The current standard of care for the disease is, first of all, making an accurate diagnosis. B27 test alone isn’t enough. They also have to have positive imaging, either by standard X-rays in the case of ankylosing spondylitis or by MRI for non-radiographic axial spondyloarthritis. Once the diagnosis is made, the patient needs some education, what things to avoid or not to avoid. For example, tell a person just starting out in their professional lives to avoid a blue-collar job because we’ve shown that they tend to do worse, and more likely end up on disability. A white-collar job is preferable in that setting. We advocate an exercise program—at least a half hour a day, 5 days a week—that is very effective in not only maintaining functionality, but even decreasing pain. And then, we will start with nonsteroidals. Again, 50% can be controlled with that regimen alone. You want to take full anti-inflammatory doses. For the other 50% that don’t respond, usually if you’ve tried two different NSAIDs over a 6-week to 3-month period, we then will recommend—if in the case of persistent axial disease—a biologic agent, such as an anti-TNF blocker. The doses are a little different than we use with rheumatoid arthritis, but, again, that will control the majority of the rest of the patients.
Philip J. Mease, MD: Psoriatic arthritis is a very heterogeneous disease with many clinical domains that may be present in a patient. And so it’s important to measure not only arthritis—as you typically would a rheumatoid arthritis patient with assessment—and a number of tender and swollen joints, but it’s important to also measure or assess enthesitis, dactylitis, spondylitis, and skin and nail disease at least as a rheumatologist—a gestalt about the skin and nails, even though the dermatologist is going to be more precisely assessing that particular area.
It’s also important to assess the patient’s joints totally. In rheumatoid arthritis, we can do a 28-joint count, and that’s enough. But, in psoriatic arthritis, oftentimes inflamed joints may be in the feet and ankles, and so it’s important when evaluating the patients to have them take their shoes off and actually assess the toes and the ankles.

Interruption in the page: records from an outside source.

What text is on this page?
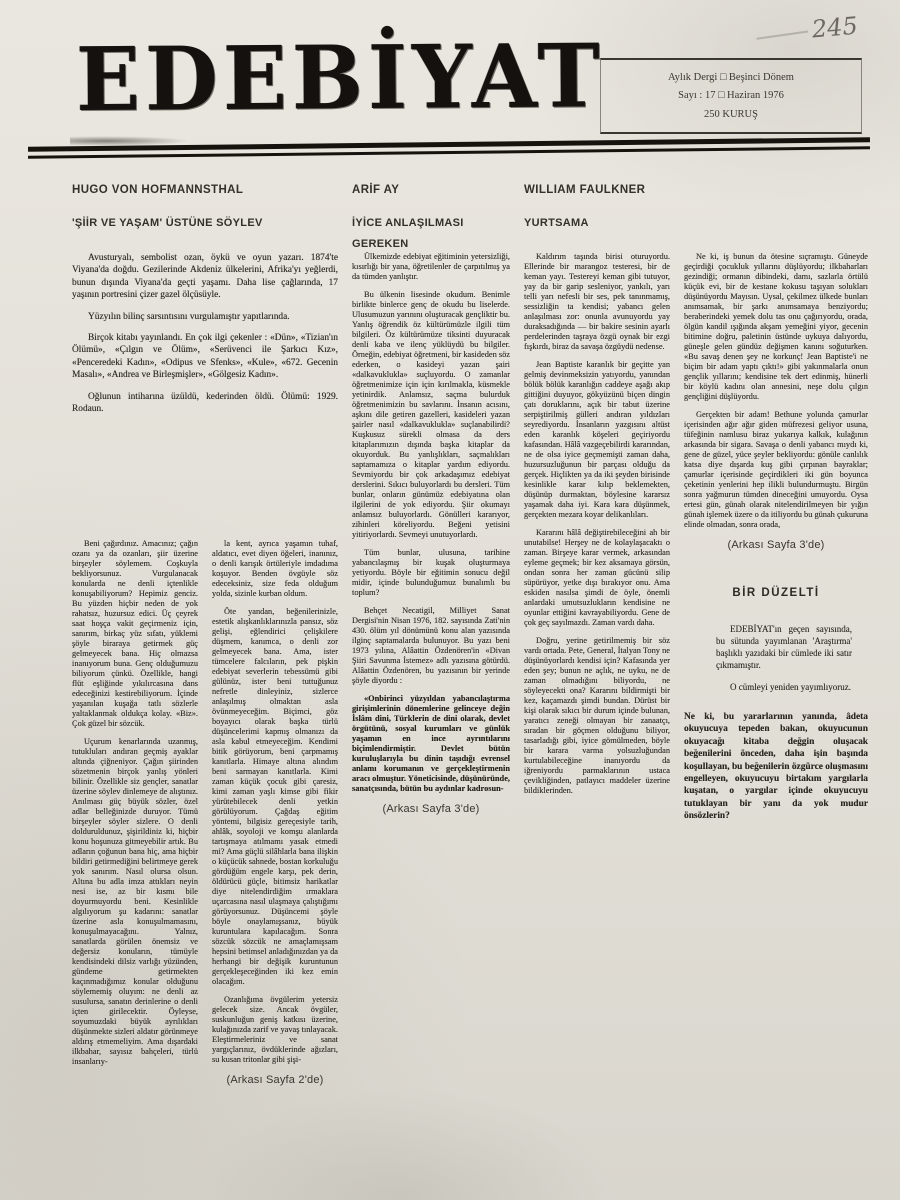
245
EDEBİYAT	Aylık Dergi □ Beşinci Dönem
Sayı : 17 □ Haziran 1976
250 KURUŞ
HUGO VON HOFMANNSTHAL
'ŞİİR VE YAŞAM' ÜSTÜNE SÖYLEV
ARİF AY
İYİCE ANLAŞILMASI GEREKEN
WILLIAM FAULKNER
YURTSAMA

Avusturyalı, sembolist ozan, öykü ve oyun yazarı. 1874'te Viyana'da doğdu. Gezilerinde Akdeniz ülkelerini, Afrika'yı yeğlerdi, bunun dışında Viyana'da geçti yaşamı. Daha lise çağlarında, 17 yaşının portresini çizer gazel ölçüsüyle.

Yüzyılın bilinç sarsıntısını vurgulamıştır yapıtlarında.

Birçok kitabı yayınlandı. En çok ilgi çekenler : «Dün», «Tizian'ın Ölümü», «Çılgın ve Ölüm», «Serüvenci ile Şarkıcı Kız», «Penceredeki Kadın», «Odipus ve Sfenks», «Kule», «672. Gecenin Masalı», «Andrea ve Birleşmişler», «Gölgesiz Kadın».

Oğlunun intiharına üzüldü, kederinden öldü. Ölümü: 1929. Rodaun.

Beni çağırdınız. Amacınız; çağın ozanı ya da ozanları, şiir üzerine birşeyler söylemem. Coşkuyla bekliyorsunuz. Vurgulanacak konularda ne denli içtenlikle konuşabiliyorum? Hepimiz genciz. Bu yüzden hiçbir neden de yok rahatsız, huzursuz edici. Üç çeyrek saat hoşça vakit geçirmeniz için, sanırım, birkaç yüz sıfatı, yüklemi şöyle biraraya getirmek güç gelmeyecek bana. Hiç olmazsa inanıyorum buna. Genç olduğumuzu biliyorum çünkü. Özellikle, hangi flüt eşliğinde yıkılırcasına dans edeceğinizi kestirebiliyorum. İçinde yaşanılan kuşağa tatlı sözlerle yaltaklanmak oldukça kolay. «Biz». Çok güzel bir sözcük.

Uçurum kenarlarında uzanmış, tutukluları andıran geçmiş ayaklar altında çiğneniyor. Çağın şiirinden sözetmenin birçok yanlış yönleri bilinir. Özellikle siz gençler, sanatlar üzerine söylev dinlemeye de alıştınız. Anılması güç büyük sözler, özel adlar belleğinizde duruyor. Tümü birşeyler söyler sizlere. O denli dolduruldunuz, şişirildiniz ki, hiçbir konu hoşunuza gitmeyebilir artık. Bu adların çoğunun bana hiç, ama hiçbir bildiri getirmediğini belirtmeye gerek yok sanırım. Nasıl olursa olsun. Altına bu adla imza attıkları neyin nesi ise, az bir kısmı bile doyurmuyordu beni. Kesinlikle algılıyorum şu kadarını: sanatlar üzerine asla konuşulmamasını, konuşulmayacağını. Yalnız, sanatlarda görülen önemsiz ve değersiz konuların, tümüyle kendisindeki dilsiz varlığı yüzünden, gündeme getirmekten kaçınmadığımız konular olduğunu söylememiş oluyım: ne denli az susulursa, sanatın derinlerine o denli içten girilecektir. Öyleyse, soyumuzdaki büyük ayrılıkları düşünmekte sizleri aldatır görünmeye aldırış etmemeliyim. Ama dışardaki ilkbahar, sayısız bahçeleri, türlü insanlarıy-

la kent, ayrıca yaşamın tuhaf, aldatıcı, evet diyen öğeleri, inanınız, o denli karışık örtüleriyle imdadıma koşuyor. Benden övgüyle söz edeceksiniz, size feda olduğum yolda, sizinle kurban oldum.

Öte yandan, beğenilerinizle, estetik alışkanlıklarınızla pansız, söz gelişi, eğlendirici çelişkilere düşmem, kanımca, o denli zor gelmeyecek bana. Ama, ister tümcelere falcıların, pek pişkin edebiyat severlerin tebessümü gibi gülünüz, ister beni tuttuğunuz nefretle dinleyiniz, sizlerce anlaşılmış olmaktan asla övünmeyeceğim. Biçimci, göz boyayıcı olarak başka türlü düşüncelerimi kapmış olmanızı da asla kabul etmeyeceğim. Kendimi bitik görüyorum, beni çarpmamış kanıtlarla. Himaye altına alındım beni sarmayan kanıtlarla. Kimi zaman küçük çocuk gibi çaresiz, kimi zaman yaşlı kimse gibi fikir yürütebilecek denli yetkin görülüyorum. Çağdaş eğitim yöntemi, bilgisiz gereçesiyle tarih, ahlâk, soyoloji ve komşu alanlarda tartışmaya atılmamı yasak etmedi mi? Ama güçlü silâhlarla bana ilişkin o küçücük sahnede, bostan korkuluğu gördüğüm engele karşı, pek derin, öldürücü güçle, bitimsiz harikatlar diye nitelendirdiğim ırmaklara uçarcasına nasıl ulaşmaya çalıştığımı görüyorsunuz. Düşüncemi şöyle böyle onaylamışsanız, büyük kuruntulara kapılacağım. Sonra sözcük sözcük ne amaçlamışsam hepsini betimsel anladığınızdan ya da herhangi bir değişik kuruntunun gerçekleşeceğinden iki kez emin olacağım.

Ozanlığıma övgülerim yetersiz gelecek size. Ancak övgüler, suskunluğun geniş katkısı üzerine, kulağınızda zarif ve yavaş tınlayacak. Eleştirmeleriniz ve sanat yargıçlarınız, övdüklerinde ağızları, su kusan tritonlar gibi şişi-

(Arkası Sayfa 2'de)

Ülkemizde edebiyat eğitiminin yetersizliği, kısırlığı bir yana, öğretilenler de çarpıtılmış ya da tümden yanlıştır.

Bu ülkenin lisesinde okudum. Benimle birlikte binlerce genç de okudu bu liselerde. Ulusumuzun yarınını oluşturacak gençliktir bu. Yanlış öğrendik öz kültürümüzle ilgili tüm bilgileri. Öz kültürümüze tiksinti duyuracak denli kaba ve ilenç yüklüydü bu bilgiler. Örneğin, edebiyat öğretmeni, bir kasideden söz ederken, o kasideyi yazan şairi «dalkavuklukla» suçluyordu. O zamanlar öğretmenimize için için kırılmakla, küsmekle yetinirdik. Anlamsız, saçma bulurduk öğretmenimizin bu savlarını. İnsanın acısını, aşkını dile getiren gazelleri, kasideleri yazan şairler nasıl «dalkavuklukla» suçlanabilirdi? Kuşkusuz sürekli olmasa da ders kitaplarımızın dışında başka kitaplar da okuyorduk. Bu yanlışlıkları, saçmalıkları saptamamıza o kitaplar yardım ediyordu. Sevmiyordu bir çok arkadaşımız edebiyat derslerini. Sıkıcı buluyorlardı bu dersleri. Tüm bunlar, onların günümüz edebiyatına olan ilgilerini de yok ediyordu. Şiir okumayı anlamsız buluyorlardı. Gönülleri kararıyor, zihinleri köreliyordu. Beğeni yetisini yitiriyorlardı. Sevmeyi unutuyorlardı.

Tüm bunlar, ulusuna, tarihine yabancılaşmış bir kuşak oluşturmaya yetiyordu. Böyle bir eğitimin sonucu değil midir, içinde bulunduğumuz bunalımlı bu toplum?

Behçet Necatigil, Milliyet Sanat Dergisi'nin Nisan 1976, 182. sayısında Zati'nin 430. ölüm yıl dönümünü konu alan yazısında ilginç saptamalarda bulunuyor. Bu yazı beni 1973 yılına, Alâattin Özdenören'in «Divan Şiiri Savunma İstemez» adlı yazısına götürdü. Alâattin Özdenören, bu yazısının bir yerinde şöyle diyordu :

«Onbirinci yüzyıldan yabancılaştırma girişimlerinin dönemlerine gelinceye değin İslâm dini, Türklerin de dini olarak, devlet örgütünü, sosyal kurumları ve günlük yaşamın en ince ayrıntılarını biçimlendirmiştir. Devlet bütün kuruluşlarıyla bu dinin taşıdığı evrensel anlamı korumanın ve gerçekleştirmenin aracı olmuştur. Yöneticisinde, düşünüründe, sanatçısında, bütün bu aydınlar kadrosun-

(Arkası Sayfa 3'de)

Kaldırım taşında birisi oturuyordu. Ellerinde bir marangoz testeresi, bir de keman yayı. Testereyi keman gibi tutuyor, yay da bir garip sesleniyor, yankılı, yarı telli yarı nefesli bir ses, pek tanınmamış, sessizliğin ta kendisi; yabancı gelen anlaşılması zor: onunla avunuyordu yay duraksadığında — bir bakire sesinin ayarlı perdelerinden taşraya özgü oynak bir ezgi fışkırdı, biraz da savaşa özgüydü nedense.

Jean Baptiste karanlık bir geçitte yan gelmiş devinmeksizin yatıyordu, yanından bölük bölük karanlığın caddeye aşağı akıp gittiğini duyuyor, gökyüzünü biçen dingin çatı doruklarını, açık bir tabut üzerine serpiştirilmiş gülleri andıran yıldızları seyrediyordu. İnsanların yazgısını altüst eden karanlık köşeleri geçiriyordu kafasından. Hâlâ vazgeçebilirdi kararından, ne de olsa iyice geçmemişti zaman daha, huzursuzluğunun bir parçası olduğu da gerçek. Hiçlikten ya da iki şeyden birisinde kesinlikle karar kılıp beklemekten, düşünüp durmaktan, böylesine kararsız yaşamak daha iyi. Kara kara düşünmek, gerçekten mezara koyar delikanlıları.

Kararını hâlâ değiştirebileceğini ah bir unutabilse! Herşey ne de kolaylaşacaktı o zaman. Birşeye karar vermek, arkasından eyleme geçmek; bir kez aksamaya görsün, ondan sonra her zaman gücünü silip süpürüyor, yetke dışı bırakıyor onu. Ama eskiden nasılsa şimdi de öyle, önemli anlardaki umutsuzlukların kendisine ne oyunlar ettiğini kavrayabiliyordu. Gene de çok geç sayılmazdı. Zaman vardı daha.

Doğru, yerine getirilmemiş bir söz vardı ortada. Pete, General, İtalyan Tony ne düşünüyorlardı kendisi için? Kafasında yer eden şey; bunun ne açlık, ne uyku, ne de zaman olmadığını biliyordu, ne söyleyecekti ona? Kararını bildirmişti bir kez, kaçamazdı şimdi bundan. Dürüst bir kişi olarak sıkıcı bir durum içinde bulunan, yaratıcı zeneği olmayan bir zanaatçı, sıradan bir göçmen olduğunu biliyor, tasarladığı gibi, iyice gömülmeden, böyle bir karara varma yolsuzluğundan kurtulabileceğine inanıyordu da iğreniyordu parmaklarının ustaca çevikliğinden, patlayıcı maddeler üzerine bildiklerinden.

Ne ki, iş bunun da ötesine sıçramıştı. Güneyde geçirdiği çocukluk yıllarını düşlüyordu; ilkbaharları gezindiği; ormanın dibindeki, damı, sazlarla örtülü küçük evi, bir de kestane kokusu taşıyan solukları düşünüyordu Mayısın. Uysal, çekilmez ülkede bunları anımsamak, bir şarkı anımsamaya benziyordu; beraberindeki yemek dolu tas onu çağırıyordu, orada, ölgün kandil ışığında akşam yemeğini yiyor, gecenin bitimine doğru, paletinin üstünde uykuya dalıyordu, güneşle gelen gündüz değişmen kanını soğuturken. «Bu savaş denen şey ne korkunç! Jean Baptiste'i ne biçim bir adam yaptı çıktı!» gibi yakınmalarla onun gençlik yıllarını; kendisine tek dert edinmiş, hünerli bir köylü kadını olan annesini, neşe dolu çılgın gençliğini düşlüyordu.

Gerçekten bir adam! Bethune yolunda çamurlar içerisinden ağır ağır giden müfrezesi geliyor usuna, tüfeğinin namlusu biraz yukarıya kalkık, kulağının arkasında bir sigara. Savaşa o denli yabancı mıydı ki, gene de güzel, yüce şeyler bekliyordu: gönüle canlılık katsa diye dışarda kuş gibi çırpınan bayraklar; çamurlar içerisinde geçirdikleri iki gün boyunca çeketinin yenlerini hep ilikli bulundurmuştu. Birgün sonra yağmurun tümden dineceğini umuyordu. Oysa ertesi gün, günah olarak nitelendirilmeyen bir yığın günah işlemek üzere o da itiliyordu bu günah çukuruna elinde olmadan, sonra orada,

(Arkası Sayfa 3'de)
BİR DÜZELTİ

EDEBİYAT'ın geçen sayısında, bu sütunda yayımlanan 'Araştırma' başlıklı yazıdaki bir cümlede iki satır çıkmamıştır.

O cümleyi yeniden yayımlıyoruz.

Ne ki, bu yararlarının yanında, âdeta okuyucuya tepeden bakan, okuyucunun okuyacağı kitaba değgin oluşacak beğenilerini önceden, daha işin başında koşullayan, bu beğenilerin özgürce oluşmasını engelleyen, okuyucuyu birtakım yargılarla kuşatan, o yargılar içinde okuyucuyu tutuklayan bir yanı da yok mudur önsözlerin?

In addition, we encourage you to develop some approach to assessing enthesitis. For example, pressing on the Achilles’ tendon insertion of the planter fascia insertion—where the inferior and superior tendon attaches to the patella—to assess for the presence of enthesitis. Look at the fingers and toes to see if dactylitis was present. The reason for that is that both dactylitis and enthesitis’ presence is a marker of more severe disease activity. And so you want to know if they’re present because it may change your strategy about treatment.
So, what we do is we assess all of these domains, and particularly taking into account the most severely involved ones, that guides our decision making about treatment. And it also guides how we assess the patients in follow up in clinic to see if they’re actually responding in terms of reduction of number of tender and swollen joints, reduction of enthesitis, reduction of dactylitis, reduction of spine pain, and reduction of skin and nail disease. And we have developed a criteria for minimal disease activity achievement, and this is something that we can now measure and use as a target for treatment in clinical practice.